M E T I announces policy to reduce 100 coal-fired electricity generation plants. But is this just an excuse to force nuclear restarts?

(translation of Citizens’ Nuclear Information Center Statement released on 28 July 2020)

On 13 July 2020, at a meeting of the Advisory Committee for Natural Resources and Energy Subcommittee on Basic Policy for Electricity and Gas, the Ministry of Energy, Trade and Industry (METI) presented their plan to phase out inefficient coal thermal electricity generation plants. The policy to phase out coal thermal generation was first announced in 2018 in the 5th Strategic Energy Plan, but there had been no clear directions laid out until now. As a result of this, the forecast percentage of total electricity generated by coal in 2029 was set at 37%, which was calculated by OCCTO (the Organization for Cross-regional Coordination of Transmission Operators) based on the supply plans of the electricity companies. However, the national government’s long-term target for coal-generated electricity was 26%, quite a major difference from the stated forecast.

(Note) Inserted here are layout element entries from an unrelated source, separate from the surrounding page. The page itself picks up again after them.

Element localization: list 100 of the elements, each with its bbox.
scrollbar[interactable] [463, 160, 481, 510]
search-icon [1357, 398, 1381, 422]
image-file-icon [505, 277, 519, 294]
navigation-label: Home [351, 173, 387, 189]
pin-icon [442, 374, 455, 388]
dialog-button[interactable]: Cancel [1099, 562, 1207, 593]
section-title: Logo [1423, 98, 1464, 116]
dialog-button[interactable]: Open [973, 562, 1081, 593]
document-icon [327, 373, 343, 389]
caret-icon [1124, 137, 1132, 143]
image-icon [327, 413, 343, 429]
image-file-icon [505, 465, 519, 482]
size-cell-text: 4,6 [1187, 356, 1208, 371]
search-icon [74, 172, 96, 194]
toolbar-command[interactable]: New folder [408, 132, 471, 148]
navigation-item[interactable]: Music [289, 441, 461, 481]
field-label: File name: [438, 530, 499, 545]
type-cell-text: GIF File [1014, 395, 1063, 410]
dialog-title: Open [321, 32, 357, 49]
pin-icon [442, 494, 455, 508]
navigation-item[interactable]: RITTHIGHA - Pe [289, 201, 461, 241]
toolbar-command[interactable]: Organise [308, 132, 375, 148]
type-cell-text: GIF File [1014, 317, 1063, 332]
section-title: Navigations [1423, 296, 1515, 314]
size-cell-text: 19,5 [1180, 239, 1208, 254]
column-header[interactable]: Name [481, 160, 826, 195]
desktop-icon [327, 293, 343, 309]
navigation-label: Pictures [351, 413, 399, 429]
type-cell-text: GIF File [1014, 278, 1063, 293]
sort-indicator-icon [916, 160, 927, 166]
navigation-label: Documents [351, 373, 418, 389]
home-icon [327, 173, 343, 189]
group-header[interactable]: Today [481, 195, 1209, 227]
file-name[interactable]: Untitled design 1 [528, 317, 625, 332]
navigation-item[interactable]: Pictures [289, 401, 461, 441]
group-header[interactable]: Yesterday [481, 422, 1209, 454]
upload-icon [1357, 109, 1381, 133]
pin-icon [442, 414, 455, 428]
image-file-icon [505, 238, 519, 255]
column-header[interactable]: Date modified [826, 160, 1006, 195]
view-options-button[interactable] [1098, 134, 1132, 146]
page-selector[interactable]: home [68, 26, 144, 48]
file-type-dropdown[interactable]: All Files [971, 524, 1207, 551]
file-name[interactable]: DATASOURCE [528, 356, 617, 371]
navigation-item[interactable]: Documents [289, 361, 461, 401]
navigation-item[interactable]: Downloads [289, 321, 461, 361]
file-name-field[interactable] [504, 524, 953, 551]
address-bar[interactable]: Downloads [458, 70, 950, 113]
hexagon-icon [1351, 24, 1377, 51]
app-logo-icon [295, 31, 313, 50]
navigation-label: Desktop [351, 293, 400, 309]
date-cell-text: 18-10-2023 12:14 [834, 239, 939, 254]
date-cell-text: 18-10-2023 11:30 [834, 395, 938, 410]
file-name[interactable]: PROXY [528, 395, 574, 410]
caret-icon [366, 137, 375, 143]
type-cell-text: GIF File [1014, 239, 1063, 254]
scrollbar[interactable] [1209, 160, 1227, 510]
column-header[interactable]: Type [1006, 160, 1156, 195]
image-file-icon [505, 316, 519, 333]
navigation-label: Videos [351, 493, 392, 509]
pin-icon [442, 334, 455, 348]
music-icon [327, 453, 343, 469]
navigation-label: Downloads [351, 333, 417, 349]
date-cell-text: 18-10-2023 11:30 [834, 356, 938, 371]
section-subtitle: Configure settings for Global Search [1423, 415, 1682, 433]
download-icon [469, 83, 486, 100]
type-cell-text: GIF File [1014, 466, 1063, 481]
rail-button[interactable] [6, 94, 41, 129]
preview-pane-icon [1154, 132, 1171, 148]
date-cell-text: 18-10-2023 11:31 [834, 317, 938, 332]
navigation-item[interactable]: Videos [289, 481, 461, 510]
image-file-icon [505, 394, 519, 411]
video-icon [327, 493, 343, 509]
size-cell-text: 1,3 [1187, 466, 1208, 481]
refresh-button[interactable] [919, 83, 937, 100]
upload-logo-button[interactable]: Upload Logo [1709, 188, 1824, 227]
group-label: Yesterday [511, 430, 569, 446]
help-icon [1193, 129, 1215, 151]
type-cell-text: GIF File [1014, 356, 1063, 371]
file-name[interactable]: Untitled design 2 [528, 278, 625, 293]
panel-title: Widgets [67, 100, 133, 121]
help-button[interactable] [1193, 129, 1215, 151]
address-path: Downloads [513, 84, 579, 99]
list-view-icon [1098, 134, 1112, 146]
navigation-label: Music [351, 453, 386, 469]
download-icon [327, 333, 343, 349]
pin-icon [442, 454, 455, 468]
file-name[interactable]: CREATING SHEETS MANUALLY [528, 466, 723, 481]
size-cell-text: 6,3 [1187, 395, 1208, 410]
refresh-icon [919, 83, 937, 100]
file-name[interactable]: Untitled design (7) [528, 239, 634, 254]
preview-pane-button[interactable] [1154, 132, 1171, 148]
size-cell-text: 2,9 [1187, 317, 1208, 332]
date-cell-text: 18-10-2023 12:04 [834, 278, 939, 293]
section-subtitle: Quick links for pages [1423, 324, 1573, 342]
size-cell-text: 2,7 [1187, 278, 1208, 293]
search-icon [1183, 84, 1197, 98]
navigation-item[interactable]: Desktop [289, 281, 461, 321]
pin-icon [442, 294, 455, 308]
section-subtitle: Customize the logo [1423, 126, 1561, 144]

Under METI’s new policy, of the 140 coal thermal plants (not including in-house generation) presently in operation, 114 of the most inefficient (supercritical pressure types of around 38-40% generation efficiency rates) will be decommissioned. This would bring the coal power generation composition percentage to around 26% by 2030, in line with the government target. However, there are major problems with this policy.

One of the problems is that nuclear power generation is maintained as a baseload power source. The target for nuclear power supply is 20-22% of total electricity generation in FY2030. For the government to achieve this target, it would be necessary to restart approximately 30 nuclear reactors. As mentioned above, OCCTO’s calculations show that, based on supply plans, in FY2029, 37% of electricity would be generated from coal. In order to bring this down to 26%, it is necessary to raise the generation capacity of other power sources. According to the same supply plans, nuclear power would make up only 3.5% of electricity generation. This will inevitably raise pressure to restart more reactors.

Another problem is that only inefficient coal-fired generation plants are considered a problem. The CO2 emissions for low-efficiency coal-fired plants are 0.867kg per kWh and 0.733-0.836kg for high-efficiency plants. But, for example, LNG thermal plants, even conventional types, emit 0.415kg of CO2 per kWh and newer types only 0.32-0.36kg which is less than half the amount emitted by high-efficiency coal thermal plants. The problem with coal plants is not their efficiency levels.

We urge a comprehensive energy policy review based on zero carbon and zero nuclear.